Avoid HFCS At All Costs
Hidden in a wide variety of food-like products, including soda and ketchup, HFCS is prevalent throughout developed nations. Considering that American's consume roughly 50 grams of HFCS each day (equivalent to 12.5 teaspoons of sugar), even if a small portion of that is contaminated with mercury, the act should be concerning. Not to mention that HFCS, let alone added sugar, is linked a myriad of health deficits, including but not limited to increased risk of obesity, metabolic syndrome, cardiovascular disease, nonalcholic fatty liver disease, and other serious health conditions (Rippe & Etherton, 2012). There are enough reasons as it is to avoid HFCS, even if it hasn't been observed to be contaminated with mercury.

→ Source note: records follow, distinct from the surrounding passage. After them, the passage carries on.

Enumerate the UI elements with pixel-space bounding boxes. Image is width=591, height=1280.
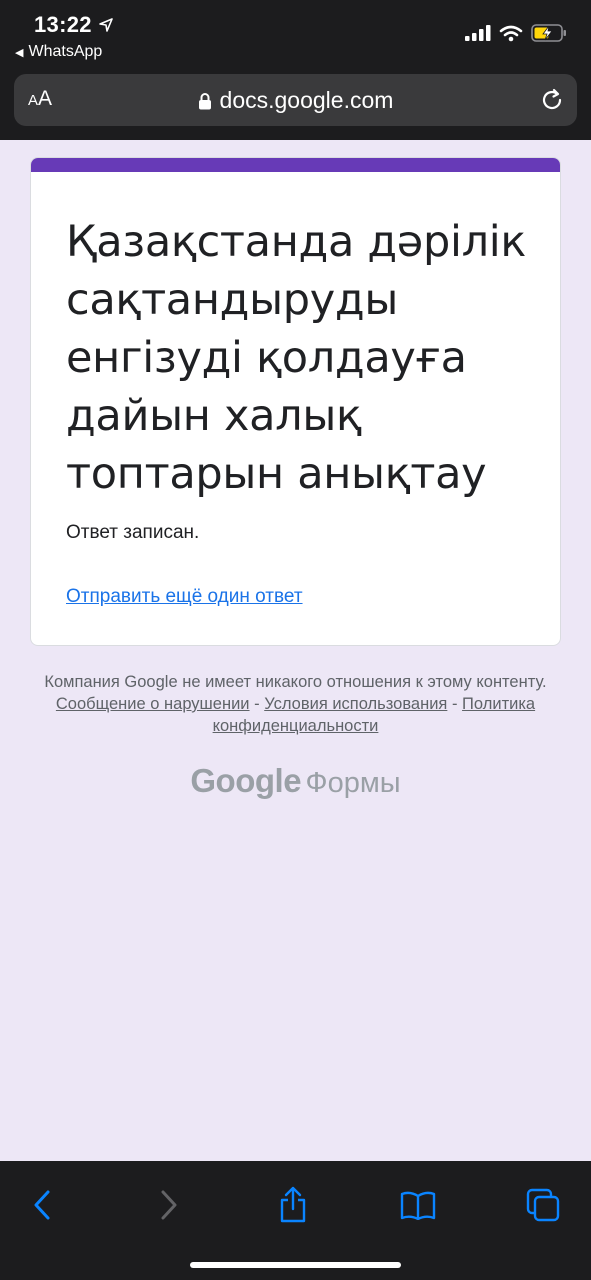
battery-charging-icon [531, 24, 566, 42]
bookmarks-button[interactable] [396, 1183, 440, 1227]
back-to-app-button[interactable]: ◀ WhatsApp [15, 43, 102, 61]
back-icon [34, 1190, 50, 1220]
back-triangle-icon: ◀ [15, 46, 24, 59]
forward-icon [161, 1190, 177, 1220]
lock-icon [198, 92, 211, 109]
form-card: Қазақстанда дәрілік сақтандыруды енгізуд… [30, 157, 561, 646]
brand-forms: Формы [305, 767, 401, 799]
back-app-label: WhatsApp [28, 43, 103, 60]
status-time: 13:22 [34, 12, 114, 38]
url-text: docs.google.com [219, 87, 394, 113]
reload-icon[interactable] [539, 87, 565, 113]
separator: - [254, 695, 260, 713]
tabs-button[interactable] [521, 1183, 565, 1227]
brand-google: Google [190, 762, 302, 799]
back-button[interactable] [20, 1183, 64, 1227]
share-icon [280, 1186, 306, 1223]
response-recorded-message: Ответ записан. [66, 522, 200, 543]
home-indicator[interactable] [190, 1262, 401, 1268]
status-indicators [465, 24, 567, 42]
share-button[interactable] [271, 1183, 315, 1227]
location-arrow-icon [98, 18, 113, 32]
forward-button[interactable] [147, 1183, 191, 1227]
submit-another-response-link[interactable]: Отправить ещё один ответ [66, 586, 303, 608]
cellular-signal-icon [465, 25, 491, 41]
address-bar[interactable]: AA docs.google.com [14, 74, 577, 126]
disclaimer-text: Компания Google не имеет никакого отноше… [44, 673, 547, 691]
report-abuse-link[interactable]: Сообщение о нарушении [56, 695, 250, 713]
footer-disclaimer: Компания Google не имеет никакого отноше… [40, 671, 551, 737]
bookmarks-icon [400, 1191, 436, 1220]
url-display[interactable]: docs.google.com [14, 87, 577, 114]
browser-top-chrome: 13:22 ◀ WhatsApp AA docs.google.com [0, 0, 591, 140]
google-forms-logo[interactable]: Google Формы [0, 762, 591, 800]
status-time-text: 13:22 [34, 12, 92, 37]
form-title: Қазақстанда дәрілік сақтандыруды енгізуд… [66, 217, 527, 499]
tabs-icon [526, 1188, 560, 1222]
terms-link[interactable]: Условия использования [264, 695, 447, 713]
form-accent-bar [31, 158, 560, 172]
separator: - [451, 695, 458, 713]
wifi-icon [499, 25, 523, 41]
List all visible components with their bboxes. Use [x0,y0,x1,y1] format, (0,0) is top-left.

Dufault, R., LeBlanc, B., Schnoll, R., Cornett, C., Schweitzer, L., & Wallinga, D. et al. (2009). Mercury from chlor-alkali plants: measured concentrations in food product sugar. Environmental Health, 8(1). http://dx.doi.org/10.1186/1476-069x-8-2
Kaur, S., Kamli, M. R., & Ali, A. (2011). Role of arsenic and its resistance in nature. Canadian Journal Of Microbiology, 57(10), 769-774. doi:10.1139/w11-062
Rippe, J., & Etherton, P. (2012). Fructose, Sucrose, and High Fructose Corn Syrup: Modern Scientific Findings and Health Implications. Advances In Nutrition: An International Review Journal, 3(5), 739-740. http://dx.doi.org/10.3945/an.112.002600
Wallinga, D., Sorensen, J., Mottl, P., & Yablon, B. (2009). Not so sweet: Missing mercury and high fructose corn syrup: Mnstitute for agriculture and trade policy. Alternative Medicine Review, 14(2), 110.